Neural Network-Based Model Diagrams

The goal of neural network-based aeromagnetic compensation is to use machine learning in order to create a nonlinear aeromagnetic compensation model. It may be possible to use additional sensors, beyond a single scalar and vector magnetometer, to improve compensation performance. Shown on this page are diagrams for each of the neural network-based aeromagnetic compensation models available within the package.

Model 1

  • :m1 = standard feedforward neural network (NN)

m1

The approach taken here is to include additional data along with the typical magnetometer data. An example of possible data fields is provided in the Appendix of Gnadt, 2022. The idea here is that this additional data allows for greater observability of the aircraft magnetic field, and machine learning can learn the relationship between the data and aircraft field. A baseline model for this approach is to use a standard neural network to represent the compensation model in a pure data-driven approach, as shown above.

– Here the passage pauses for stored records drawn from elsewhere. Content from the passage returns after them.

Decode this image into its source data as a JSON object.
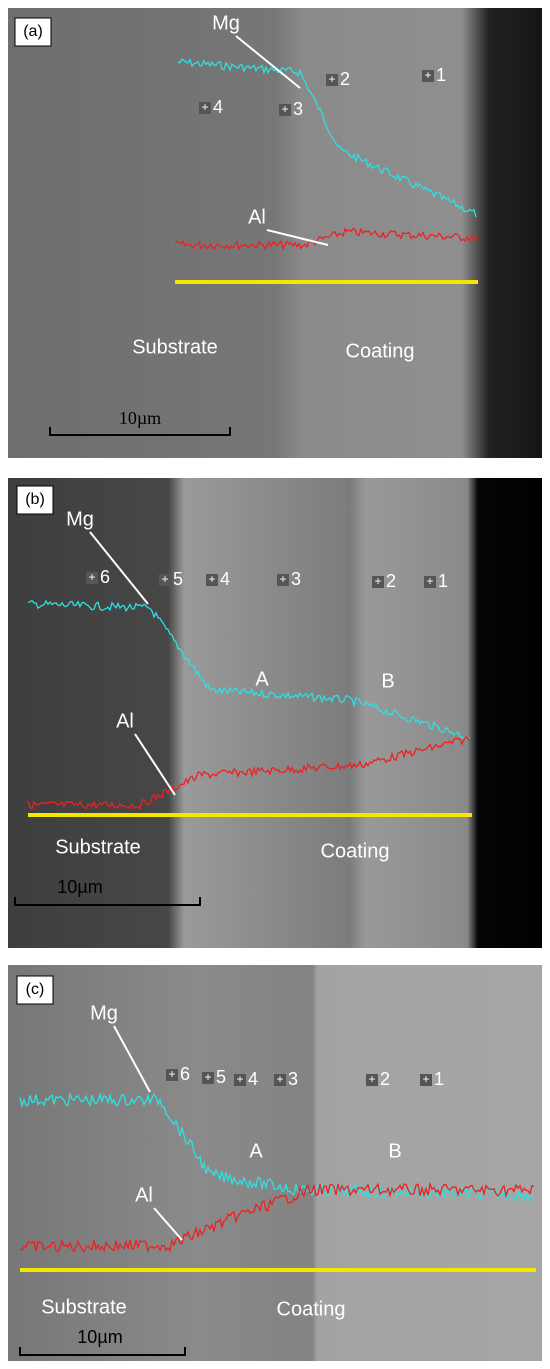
{
  "panels": [
    {
      "label": "(a)",
      "element_labels": [
        "Mg",
        "Al"
      ],
      "points": [
        "1",
        "2",
        "3",
        "4"
      ],
      "regions": [
        "Substrate",
        "Coating"
      ],
      "scale_bar": "10µm"
    },
    {
      "label": "(b)",
      "element_labels": [
        "Mg",
        "Al"
      ],
      "points": [
        "6",
        "5",
        "4",
        "3",
        "2",
        "1"
      ],
      "regions": [
        "A",
        "B",
        "Substrate",
        "Coating"
      ],
      "scale_bar": "10µm"
    },
    {
      "label": "(c)",
      "element_labels": [
        "Mg",
        "Al"
      ],
      "points": [
        "6",
        "5",
        "4",
        "3",
        "2",
        "1"
      ],
      "regions": [
        "A",
        "B",
        "Substrate",
        "Coating"
      ],
      "scale_bar": "10µm"
    }
  ]
}
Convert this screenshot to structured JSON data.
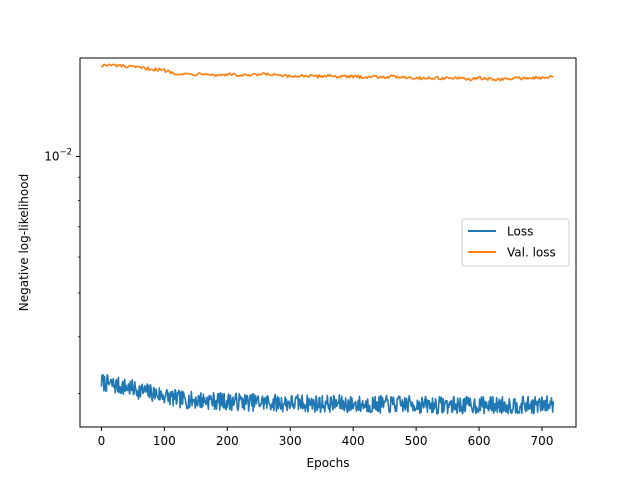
{
  "chart_data": {
    "type": "line",
    "title": "",
    "xlabel": "Epochs",
    "ylabel": "Negative log-likelihood",
    "yscale": "log",
    "xlim": [
      -34,
      754
    ],
    "ylim": [
      0.00253,
      0.0165
    ],
    "xticks": [
      0,
      100,
      200,
      300,
      400,
      500,
      600,
      700
    ],
    "yticks": [
      {
        "value": 0.01,
        "base": "10",
        "exp": "−2"
      }
    ],
    "grid": false,
    "legend": {
      "position": "center-right"
    },
    "series": [
      {
        "name": "Loss",
        "color": "#1f77b4",
        "x": [
          0,
          20,
          40,
          60,
          80,
          100,
          120,
          140,
          160,
          180,
          200,
          220,
          240,
          260,
          280,
          300,
          320,
          340,
          360,
          380,
          400,
          420,
          440,
          460,
          480,
          500,
          520,
          540,
          560,
          580,
          600,
          620,
          640,
          660,
          680,
          700,
          718
        ],
        "y": [
          0.00318,
          0.00313,
          0.0031,
          0.00305,
          0.00301,
          0.00297,
          0.00292,
          0.0029,
          0.0029,
          0.00289,
          0.00288,
          0.00288,
          0.00287,
          0.00287,
          0.00286,
          0.00286,
          0.00286,
          0.00285,
          0.00285,
          0.00285,
          0.00284,
          0.00284,
          0.00284,
          0.00284,
          0.00284,
          0.00284,
          0.00283,
          0.00283,
          0.00283,
          0.00283,
          0.00283,
          0.00283,
          0.00283,
          0.00283,
          0.00283,
          0.00283,
          0.00285
        ]
      },
      {
        "name": "Val. loss",
        "color": "#ff7f0e",
        "x": [
          0,
          20,
          40,
          60,
          80,
          100,
          115,
          130,
          150,
          165,
          180,
          200,
          220,
          240,
          260,
          280,
          300,
          320,
          340,
          360,
          380,
          400,
          420,
          440,
          460,
          480,
          500,
          520,
          540,
          560,
          580,
          600,
          620,
          640,
          660,
          680,
          700,
          718
        ],
        "y": [
          0.0159,
          0.0159,
          0.0158,
          0.0157,
          0.0156,
          0.0155,
          0.0153,
          0.0152,
          0.0152,
          0.0153,
          0.0151,
          0.0152,
          0.0151,
          0.0151,
          0.0152,
          0.0151,
          0.015,
          0.0151,
          0.015,
          0.0151,
          0.015,
          0.015,
          0.015,
          0.015,
          0.015,
          0.015,
          0.0149,
          0.0149,
          0.0149,
          0.0149,
          0.0148,
          0.0149,
          0.0148,
          0.0148,
          0.0149,
          0.0149,
          0.0149,
          0.015
        ]
      }
    ]
  }
}
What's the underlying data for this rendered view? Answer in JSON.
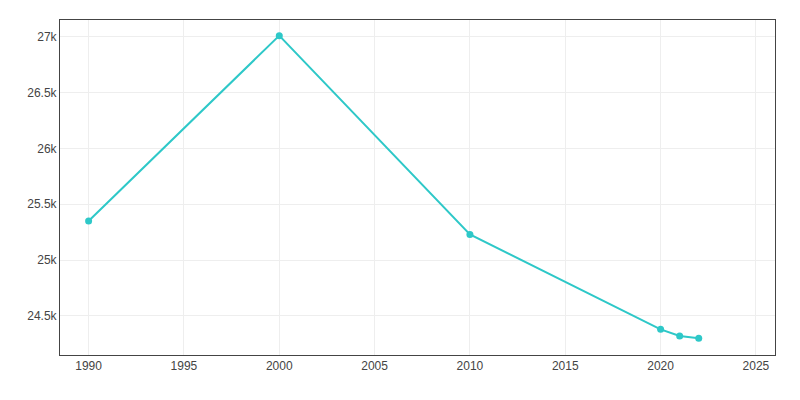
{
  "chart_data": {
    "type": "line",
    "x": [
      1990,
      2000,
      2010,
      2020,
      2021,
      2022
    ],
    "values": [
      25350,
      27010,
      25230,
      24380,
      24320,
      24300
    ],
    "color": "#2ec8c8",
    "marker": "circle",
    "xlim": [
      1988.5,
      2026
    ],
    "ylim": [
      24150,
      27150
    ],
    "xticks": [
      1990,
      1995,
      2000,
      2005,
      2010,
      2015,
      2020,
      2025
    ],
    "yticks": [
      {
        "value": 24500,
        "label": "24.5k"
      },
      {
        "value": 25000,
        "label": "25k"
      },
      {
        "value": 25500,
        "label": "25.5k"
      },
      {
        "value": 26000,
        "label": "26k"
      },
      {
        "value": 26500,
        "label": "26.5k"
      },
      {
        "value": 27000,
        "label": "27k"
      }
    ],
    "grid": true
  }
}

Here, the input data $\boldsymbol{data}_\mathrm{aux}$, also known as features, can be raw measurements and/or the Tolles-Lawson $\boldsymbol{A}$ matrix terms. Using the Tolles-Lawson terms is a form of scientific machine learning (SciML), as these terms represent prior scientific knowledge. This can potentially reduce the amount of data required for training. Note that during training, the mean squared error (MSE) of the aeromagnetic compensation output is compared with the output target. During testing (evaluation), the aeromagnetic compensation output just prior to the "loss MSE" in the figure is used for navigation.

Model 2

Model 2a

  • :m2a = NN determines Tolles-Lawson (TL) coefficients

m2a

Model 1 can be extended into even more of a SciML approach using the physics of aeromagnetic compensation. Model 2a, shown above, more closely resembles the classical Tolles-Lawson model, now with

\[B_\mathrm{target} = \boldsymbol{A}~\boldsymbol{\beta}_\mathrm{NN}\]

where $B_\mathrm{target}$ is some target magnetic value, $\boldsymbol{A}$ is the Tolles-Lawson $\boldsymbol{A}$ matrix, and $\boldsymbol{\beta}_\mathrm{NN}$ is a vector of varying coefficients.

Rather than directly determining some magnetic value, the output of the neural network is instead a set of varying coefficients. These are then multiplied by the Tolles-Lawson $\boldsymbol{A}$ matrix to produce a magnetic value. The general idea here is that this model is easier to train and more interpretable, since the coefficients have meaning related to the permanent, induced, and eddy-current terms in the Tolles-Lawson model. This model uses the same input data $\boldsymbol{data}_\mathrm{aux}$ as previously described, but also separately requires vector magnetometer measurements ($B_x$, $B_y$, $B_z$).

Model 2b

  • :m2b = NN determines additive correction to classical TL

m2b

Another SciML approach that uses the physics of aeromagnetic compensation is model 2b, which is shown above. Rather than predicting the Tolles-Lawson coefficients with a neural network, the Tolles-Lawson coefficients for this approach are pre-determined, using any of the classical, modified, or map-based Tolles-Lawson models. Tolles-Lawson aeromagnetic compensation is then carried out, but large errors still remain for compensation of in-cabin magnetometers. An additive correction is then made to the Tolles-Lawson compensated value to further reduce the errors. This additive correction is the output of a neural network, similar to model 1, except now the neural network does not need to learn the Tolles-Lawson (linear) portion of the desired compensation and instead primarily learns the higher-order nonlinear portion.

Model 2c

  • :m2c = NN determines additive correction to classical TL, TL coefficients tuned as well

m2c

An immediate extension of model 2b is model 2c, which is shown above. These models look very similar, but there is one key, subtle difference. In model 2c, the Tolles-Lawson coefficients are updated by including them as parameters during training of the neural network, rather leaving them as static values. The Tolles-Lawson coefficients are not actually part of the neural network, but the Flux machine learning library and Julia programming language provide the flexibility to backpropagate the error to the Tolles-Lawson coefficients just as with the weights of the neural network.

Model 2d

  • :m2d = NN determines additive correction to each TL coefficient

m2d

Model 2d combines the general idea behind models 2a and 2b. An additive correction is now made to each individual (static) Tolles-Lawson coefficient. This model was developed as it was thought that making the additive correction in a higher dimensional space may improve performance further.

Model 3

  • :m3tl = no NN, TL coefficients fine-tuned via SGD, without Taylor expansion for training target
  • :m3s = NN determines scalar correction to TL, using expanded TL vector terms for explainability
  • :m3v = NN determines vector correction to TL, using expanded TL vector terms for explainability
  • :m3sc = :m3s with curriculum learning based on TL error
  • :m3vc = :m3v with curriculum learning based on TL error

m3s

The various forms of model 3 use a NN to determine an additive correction to the expanded vector form of Tolles-Lawson. This is the newest model under development. Shown above is the scalar correction version, and shown below is the vector correction version.

m3v